„Es gibt keine andere als politische Pädagogik.“ Was Paulo Freire schon im Jahr 1985 feststellte, ist auch rund 30 Jahre später noch hochaktuell. Aber wie verhält sich die Politik im Moment zur Pädagogik? Welchen Stellenwert hat Kinder- und Jugendhilfe in unserem reichen Land? Um Antworten auf diese Fragen zu finden, standen beim siebten und letzten GEW-Jugendhilfekongress von Organisator Norbert Hocke und seinem Mitstreiter Bernhard Eibeck in Berlin-Neukölln drei Themen auf dem Programm: „Kinder- und Jugendhilfe im Spannungsfeld gesellschaftlicher Interessen“, „Strukturen und Ressourcen: Recht, Finanzierung, Personal“ und zum Abschluss „Inklusion: Solidarität als Recht jedes Einzelnen auf Teilhabe“.
Sportabstinenz als Indikator für schlechtere Bildungschancen
Erst am 7. April 2017 kommentierte Redakteur Christoph Onkelbach in der Westdeutschen Allgemeinen Zeitung eine Sportstudie, die besagt, dass mehr als die Hälfte der Jugendlichen von Eltern ohne Berufsausbildung keinen Sport treiben. Die Sportabstinenz sei ein Symptom, das insgesamt auf die schlechteren Bildungschancen ärmerer Kinder verweise.
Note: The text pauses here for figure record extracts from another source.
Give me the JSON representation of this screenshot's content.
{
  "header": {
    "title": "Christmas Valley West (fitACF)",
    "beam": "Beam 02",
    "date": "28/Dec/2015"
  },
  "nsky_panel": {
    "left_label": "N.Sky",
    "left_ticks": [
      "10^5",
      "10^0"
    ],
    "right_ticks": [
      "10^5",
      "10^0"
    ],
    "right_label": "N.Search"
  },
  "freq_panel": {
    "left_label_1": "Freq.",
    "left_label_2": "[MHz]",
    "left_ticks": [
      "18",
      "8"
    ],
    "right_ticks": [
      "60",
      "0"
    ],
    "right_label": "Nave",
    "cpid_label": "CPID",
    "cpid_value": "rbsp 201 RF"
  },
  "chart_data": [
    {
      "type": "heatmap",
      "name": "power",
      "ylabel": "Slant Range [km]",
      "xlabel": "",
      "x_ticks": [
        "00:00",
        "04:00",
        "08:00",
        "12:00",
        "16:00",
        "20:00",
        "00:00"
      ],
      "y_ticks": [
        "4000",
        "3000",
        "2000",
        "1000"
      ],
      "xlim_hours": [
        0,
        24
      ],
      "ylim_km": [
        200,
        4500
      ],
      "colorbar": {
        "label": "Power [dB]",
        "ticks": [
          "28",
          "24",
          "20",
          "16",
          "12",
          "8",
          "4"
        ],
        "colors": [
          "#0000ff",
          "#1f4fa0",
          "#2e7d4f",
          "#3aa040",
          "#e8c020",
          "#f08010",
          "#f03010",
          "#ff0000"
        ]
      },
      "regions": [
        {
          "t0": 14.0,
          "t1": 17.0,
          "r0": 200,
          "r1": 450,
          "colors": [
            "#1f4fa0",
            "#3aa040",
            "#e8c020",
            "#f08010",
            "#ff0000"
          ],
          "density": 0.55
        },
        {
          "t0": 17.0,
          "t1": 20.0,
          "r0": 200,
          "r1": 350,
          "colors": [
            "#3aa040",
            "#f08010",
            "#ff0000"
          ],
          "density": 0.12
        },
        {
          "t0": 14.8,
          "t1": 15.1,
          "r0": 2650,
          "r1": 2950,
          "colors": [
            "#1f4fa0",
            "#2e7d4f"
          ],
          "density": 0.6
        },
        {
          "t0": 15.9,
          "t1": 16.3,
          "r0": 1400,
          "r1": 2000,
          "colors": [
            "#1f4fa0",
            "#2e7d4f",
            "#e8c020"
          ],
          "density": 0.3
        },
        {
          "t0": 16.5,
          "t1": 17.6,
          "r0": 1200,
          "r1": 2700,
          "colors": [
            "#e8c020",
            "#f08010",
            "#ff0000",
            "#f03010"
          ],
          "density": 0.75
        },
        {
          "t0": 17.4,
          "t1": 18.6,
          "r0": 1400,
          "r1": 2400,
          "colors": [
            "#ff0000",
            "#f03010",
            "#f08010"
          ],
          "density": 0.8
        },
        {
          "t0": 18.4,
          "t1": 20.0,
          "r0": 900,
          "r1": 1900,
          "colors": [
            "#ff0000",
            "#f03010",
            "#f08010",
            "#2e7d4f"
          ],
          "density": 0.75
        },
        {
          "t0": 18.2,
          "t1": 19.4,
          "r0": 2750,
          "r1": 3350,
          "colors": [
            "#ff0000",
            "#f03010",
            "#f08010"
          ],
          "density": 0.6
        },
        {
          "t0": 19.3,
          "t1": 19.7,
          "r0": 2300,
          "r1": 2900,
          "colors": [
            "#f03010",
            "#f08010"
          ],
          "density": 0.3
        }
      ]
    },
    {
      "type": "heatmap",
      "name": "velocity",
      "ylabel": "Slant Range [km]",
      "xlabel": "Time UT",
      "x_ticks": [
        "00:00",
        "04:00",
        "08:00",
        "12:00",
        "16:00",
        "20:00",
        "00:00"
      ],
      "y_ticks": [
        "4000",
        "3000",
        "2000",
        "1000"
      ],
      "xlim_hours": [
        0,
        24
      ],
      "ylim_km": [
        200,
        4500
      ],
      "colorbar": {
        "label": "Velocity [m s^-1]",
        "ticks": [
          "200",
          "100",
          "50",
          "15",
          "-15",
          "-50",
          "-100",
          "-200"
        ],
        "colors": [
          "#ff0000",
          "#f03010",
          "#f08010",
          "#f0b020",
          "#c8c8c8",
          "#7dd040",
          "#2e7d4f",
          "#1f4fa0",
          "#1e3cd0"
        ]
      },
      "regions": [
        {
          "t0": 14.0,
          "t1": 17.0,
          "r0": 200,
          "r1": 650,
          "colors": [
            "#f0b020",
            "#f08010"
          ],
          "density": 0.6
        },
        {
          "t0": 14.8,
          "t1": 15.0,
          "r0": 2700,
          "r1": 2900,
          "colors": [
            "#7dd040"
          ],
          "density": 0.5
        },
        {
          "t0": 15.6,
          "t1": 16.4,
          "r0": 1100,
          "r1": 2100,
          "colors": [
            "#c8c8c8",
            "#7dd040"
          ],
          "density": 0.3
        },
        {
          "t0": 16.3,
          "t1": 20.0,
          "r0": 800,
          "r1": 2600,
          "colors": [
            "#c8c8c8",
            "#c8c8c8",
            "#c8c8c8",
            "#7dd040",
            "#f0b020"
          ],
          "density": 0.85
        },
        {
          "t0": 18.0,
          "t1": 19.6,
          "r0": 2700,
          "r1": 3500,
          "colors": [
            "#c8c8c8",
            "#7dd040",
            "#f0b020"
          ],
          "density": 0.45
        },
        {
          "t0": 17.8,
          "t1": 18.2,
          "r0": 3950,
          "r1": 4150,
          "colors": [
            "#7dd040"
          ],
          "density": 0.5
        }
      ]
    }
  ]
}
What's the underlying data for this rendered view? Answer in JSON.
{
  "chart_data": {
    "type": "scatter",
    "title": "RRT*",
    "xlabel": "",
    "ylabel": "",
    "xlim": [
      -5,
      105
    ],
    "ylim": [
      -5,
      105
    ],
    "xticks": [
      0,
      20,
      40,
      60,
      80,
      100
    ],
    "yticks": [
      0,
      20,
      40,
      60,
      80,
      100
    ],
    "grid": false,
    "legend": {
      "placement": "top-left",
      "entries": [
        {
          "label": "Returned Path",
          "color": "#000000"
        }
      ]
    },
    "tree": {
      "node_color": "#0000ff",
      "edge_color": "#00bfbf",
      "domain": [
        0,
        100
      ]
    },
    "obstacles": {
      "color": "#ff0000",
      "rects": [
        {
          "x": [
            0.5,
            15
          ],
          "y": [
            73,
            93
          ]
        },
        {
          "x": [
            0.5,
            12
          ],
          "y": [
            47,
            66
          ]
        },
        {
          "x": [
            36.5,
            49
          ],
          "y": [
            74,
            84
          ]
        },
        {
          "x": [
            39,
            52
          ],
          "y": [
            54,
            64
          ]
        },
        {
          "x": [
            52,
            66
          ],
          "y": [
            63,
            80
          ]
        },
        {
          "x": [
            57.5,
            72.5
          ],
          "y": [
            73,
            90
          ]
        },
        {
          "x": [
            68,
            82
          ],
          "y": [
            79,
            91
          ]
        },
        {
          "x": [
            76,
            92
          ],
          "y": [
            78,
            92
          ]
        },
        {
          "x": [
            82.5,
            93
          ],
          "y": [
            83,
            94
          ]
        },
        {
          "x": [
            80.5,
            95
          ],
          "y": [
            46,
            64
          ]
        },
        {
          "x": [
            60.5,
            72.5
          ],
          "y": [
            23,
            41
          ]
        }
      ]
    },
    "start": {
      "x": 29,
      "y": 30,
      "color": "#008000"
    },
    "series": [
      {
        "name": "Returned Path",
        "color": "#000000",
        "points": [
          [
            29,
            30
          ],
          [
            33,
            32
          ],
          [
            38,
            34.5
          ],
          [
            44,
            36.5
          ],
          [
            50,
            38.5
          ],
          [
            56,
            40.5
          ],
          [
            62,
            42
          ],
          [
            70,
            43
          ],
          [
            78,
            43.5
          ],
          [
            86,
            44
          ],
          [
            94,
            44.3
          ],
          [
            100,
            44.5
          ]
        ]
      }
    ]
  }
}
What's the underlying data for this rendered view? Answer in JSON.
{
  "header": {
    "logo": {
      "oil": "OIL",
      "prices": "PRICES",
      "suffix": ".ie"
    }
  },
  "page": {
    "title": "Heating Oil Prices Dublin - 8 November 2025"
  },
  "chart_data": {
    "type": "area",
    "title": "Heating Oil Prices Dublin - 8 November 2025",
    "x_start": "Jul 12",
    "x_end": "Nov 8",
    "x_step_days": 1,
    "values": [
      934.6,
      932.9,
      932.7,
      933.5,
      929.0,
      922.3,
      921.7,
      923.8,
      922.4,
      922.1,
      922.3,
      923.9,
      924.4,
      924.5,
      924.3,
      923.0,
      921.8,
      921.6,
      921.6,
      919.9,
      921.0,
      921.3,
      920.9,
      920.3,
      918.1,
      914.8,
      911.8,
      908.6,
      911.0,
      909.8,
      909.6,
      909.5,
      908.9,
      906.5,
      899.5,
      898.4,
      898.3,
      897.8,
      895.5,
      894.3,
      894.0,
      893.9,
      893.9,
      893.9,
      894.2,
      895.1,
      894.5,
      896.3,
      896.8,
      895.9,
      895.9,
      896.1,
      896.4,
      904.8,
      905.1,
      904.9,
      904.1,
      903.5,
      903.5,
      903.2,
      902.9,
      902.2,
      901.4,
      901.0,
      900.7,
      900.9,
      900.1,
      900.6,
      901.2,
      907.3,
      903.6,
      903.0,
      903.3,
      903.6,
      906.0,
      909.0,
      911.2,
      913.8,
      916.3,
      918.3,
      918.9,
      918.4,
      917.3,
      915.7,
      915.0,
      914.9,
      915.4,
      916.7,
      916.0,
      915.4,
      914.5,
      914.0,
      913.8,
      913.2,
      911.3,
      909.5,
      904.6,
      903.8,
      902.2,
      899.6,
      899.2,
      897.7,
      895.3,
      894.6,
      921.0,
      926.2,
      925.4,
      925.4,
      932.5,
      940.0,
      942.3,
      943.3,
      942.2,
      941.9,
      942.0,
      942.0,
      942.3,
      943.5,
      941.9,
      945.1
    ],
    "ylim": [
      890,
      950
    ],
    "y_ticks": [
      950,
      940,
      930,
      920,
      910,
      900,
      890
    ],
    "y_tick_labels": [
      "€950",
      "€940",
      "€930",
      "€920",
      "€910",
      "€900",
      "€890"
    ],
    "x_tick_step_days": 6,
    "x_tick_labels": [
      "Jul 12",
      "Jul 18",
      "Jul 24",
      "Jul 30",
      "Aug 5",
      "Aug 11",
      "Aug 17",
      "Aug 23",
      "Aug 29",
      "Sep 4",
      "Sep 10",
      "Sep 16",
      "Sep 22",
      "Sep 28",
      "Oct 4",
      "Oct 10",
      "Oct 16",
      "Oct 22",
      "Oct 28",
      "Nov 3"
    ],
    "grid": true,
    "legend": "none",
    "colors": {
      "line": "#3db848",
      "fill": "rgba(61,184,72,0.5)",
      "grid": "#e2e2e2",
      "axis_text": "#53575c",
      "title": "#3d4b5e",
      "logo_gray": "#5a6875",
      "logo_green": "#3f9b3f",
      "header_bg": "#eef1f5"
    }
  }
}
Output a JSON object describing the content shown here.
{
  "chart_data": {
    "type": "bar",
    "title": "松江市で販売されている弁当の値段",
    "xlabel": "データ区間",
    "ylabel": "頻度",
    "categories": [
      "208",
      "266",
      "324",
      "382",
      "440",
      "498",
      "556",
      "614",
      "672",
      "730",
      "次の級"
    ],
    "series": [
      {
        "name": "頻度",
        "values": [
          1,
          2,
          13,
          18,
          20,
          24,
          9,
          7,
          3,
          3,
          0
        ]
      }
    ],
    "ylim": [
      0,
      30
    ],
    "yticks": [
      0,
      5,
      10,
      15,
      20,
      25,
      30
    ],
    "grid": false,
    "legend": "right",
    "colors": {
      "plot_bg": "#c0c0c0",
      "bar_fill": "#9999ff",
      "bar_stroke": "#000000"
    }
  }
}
Sie sprächen schlechter Deutsch, könnten weniger gut lesen. Sie sind auch häufig übergewichtig. Eine Schulamtsärztin in Bochum stellte zudem fest, dass Kinder aus sozialschwachen Familien schlechter hören und sehen. Schon beim Schulstart seien sie in jeder Hinsicht im Nachteil – so lautet das Resumée des Redakteurs. Unsere Schulen müssten so ausgestattet, dass sie alle Kinder mitnehmen und fördern könnten.
Doch die Förderung muss schon früher beginnen – spätestens mit der Geburt eines Kindes. Wenn Kinder aus sozialschwachen Familien schlecht betreut, erzogen und gebildet in die Schule kommen, ist für viele der Zug schon abgefahren. Das zeigen sowohl die bundesweite Analphabetenquote als auch die Zahl der Jugendlichen, die die Schule ohne Abschluss verlassen oder mit einem schlechten Abschluss keinen Ausbildungsplatz bekommen. Laut UN-Kinderrechtskonvention haben alle Kinder das Recht, von Anfang an gefördert zu werden.
Rund 40 Kommunen nehmen an Modellprojekt in Nordrhein-Westfalen teil
Einen Anfang hat das Modellprojekt des Landes Nordrhein-Westfalen „Kein Kind zurücklassen“ gemacht: 18 Modellkommunen gingen damit an den Start. 22 Kommunen sind 2017 dazu gekommen. Prävention hilft und die Politik muss das Wissen in Handlungen umsetzen und den benötigten Bedarf finanzieren.
Unter der Fragestellung „Wer zahlt wem für was wie viel?“ hielt Professor Dr. Stefan Sell von der Hochschule Koblenz Campus Remagen einen Vortrag „Ressourcensteuerung im Dschungel der Zuständigkeiten“. Es sei die klassische Vorgehensweise der Ökonomie, Aufgaben und Ziele zu definieren und dann zu budgetieren. Das werde bei der Sozialarbeit wie auch im Pflegebereich anders herum gehandhabt. Das zentrale Dilemma der Sozialarbeit sei, dass ein Budget vorgegeben wird. Dadurch können gesellschaftlich notwendige Aufgaben nicht erfüllt werden.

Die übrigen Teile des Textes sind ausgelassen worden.